I looked straight at Castillo, who was looking back at me. We were both thinking the same thing. Ox still had no clue how bad it’d gotten at DSTI. Castillo’d admitted to the experiments, but not the specifics yet. And as horrifying as those specifics were, I admit: It was nice sharing a secret with someone like Castillo. It was the only real connection we had, I guess.

The government
still
is, I said.

Ox winked.

Well, of course, he said.

•  •  •

He told us a story about this guy named Cornelius Rhoads, an American scientist who purposely put cancer cells into a bunch of people. They all died. The United States had recently invaded Puerto Rico, and this guy began using underprivileged Puerto Ricans for his tests, so no one really paid much attention to what was going on. A local politician named Campos got ahold of some letters where this American scientist was bragging about killing all these Puerto Rican people, and Campos went to the American newspapers with the letters. His reward? This Campos guy was arrested for being a “terrorist” and spent the next
twenty years
in a Puerto Rican jail, where he was declared insane and Dr. Rhoads used
him
as a subject for radiation experiments. Can you believe that? Dr. Rhoads
was soon promoted to run the US Army Biological Warfare department.

Ox said: Research it yourself sometime online. Some days it’s almost funny.

Ox then said: Before you can truly appreciate Shardhara, you gotta know your history.

•  •  •

Ox talked for, like, two hours. It was probably only ten minutes, but it was definitely a monologue and one he’d clearly given before. I tried to follow as much of it as I could. Castillo, I saw, was doing the same. Listening like a kid with a test the next day and really trying to learn the material.

Here’s what I can remember:

1. The Department of Defense recently admitted, despite a dozen different treaties banning research and development of biological agents, that it
still
operated biological-agent research facilities in more than
one hundred
institutions and universities across the nation. One hundred illegal projects! And that’s just what they’d been forced to admit.

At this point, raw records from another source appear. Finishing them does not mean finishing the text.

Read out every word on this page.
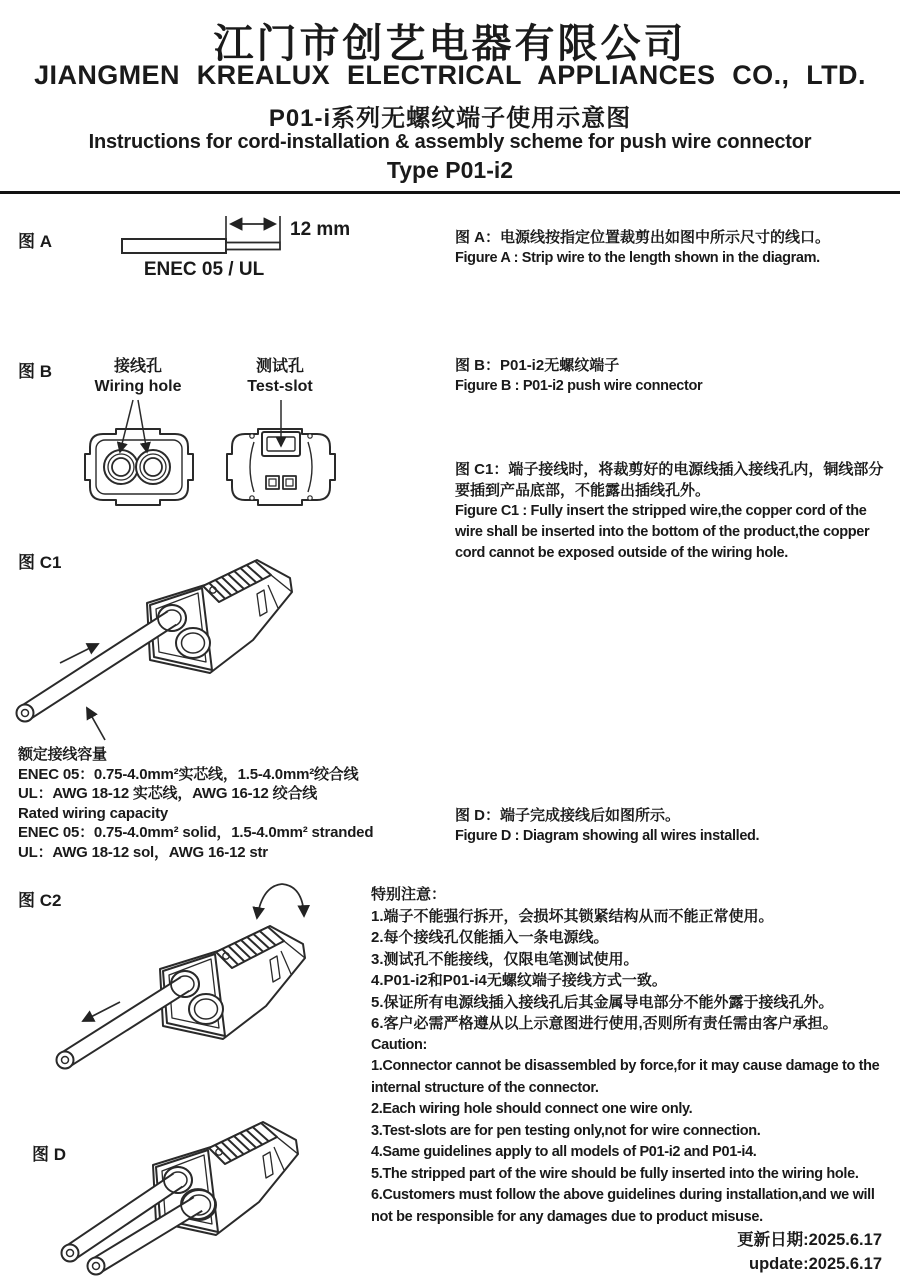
江门市创艺电器有限公司
JIANGMEN KREALUX ELECTRICAL APPLIANCES CO., LTD.
P01-i系列无螺纹端子使用示意图
Instructions for cord-installation & assembly scheme for push wire connector
Type P01-i2
图 A
12 mm
ENEC 05 / UL
图 A：电源线按指定位置裁剪出如图中所示尺寸的线口。
Figure A : Strip wire to the length shown in the diagram.
图 B	接线孔
Wiring hole
测试孔
Test-slot
图 B：P01-i2无螺纹端子
Figure B : P01-i2 push wire connector
图 C1
图 C1：端子接线时，将裁剪好的电源线插入接线孔内，铜线部分要插到产品底部，不能露出插线孔外。
Figure C1 : Fully insert the stripped wire,the copper cord of the wire shall be inserted into the bottom of the product,the copper cord cannot be exposed outside of the wiring hole.
额定接线容量
ENEC 05：0.75-4.0mm²实芯线，1.5-4.0mm²绞合线
UL：AWG 18-12 实芯线，AWG 16-12 绞合线
Rated wiring capacity
ENEC 05：0.75-4.0mm² solid，1.5-4.0mm² stranded
UL：AWG 18-12 sol，AWG 16-12 str
图 D：端子完成接线后如图所示。
Figure D : Diagram showing all wires installed.
图 C2	特别注意：
1.端子不能强行拆开，会损坏其锁紧结构从而不能正常使用。
2.每个接线孔仅能插入一条电源线。
3.测试孔不能接线，仅限电笔测试使用。
4.P01-i2和P01-i4无螺纹端子接线方式一致。
5.保证所有电源线插入接线孔后其金属导电部分不能外露于接线孔外。
6.客户必需严格遵从以上示意图进行使用,否则所有责任需由客户承担。
Caution:
1.Connector cannot be disassembled by force,for it may cause damage to the internal structure of the connector.
2.Each wiring hole should connect one wire only.
3.Test-slots are for pen testing only,not for wire connection.
4.Same guidelines apply to all models of P01-i2 and P01-i4.
5.The stripped part of the wire should be fully inserted into the wiring hole.
6.Customers must follow the above guidelines during installation,and we will not be responsible for any damages due to product misuse.
图 D
更新日期:2025.6.17
update:2025.6.17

2. When the Manhattan Project scientists finished the world’s first atomic bomb, they started a second project: injecting plutonium directly into hundreds of American men, women, and children. Their mission was to study the effects of exposure to atomic weapons. Their very first test subject was a civilian who’d
simply had a car accident near the lab
. One of their last tests was giving irradiated milk to disabled orphans.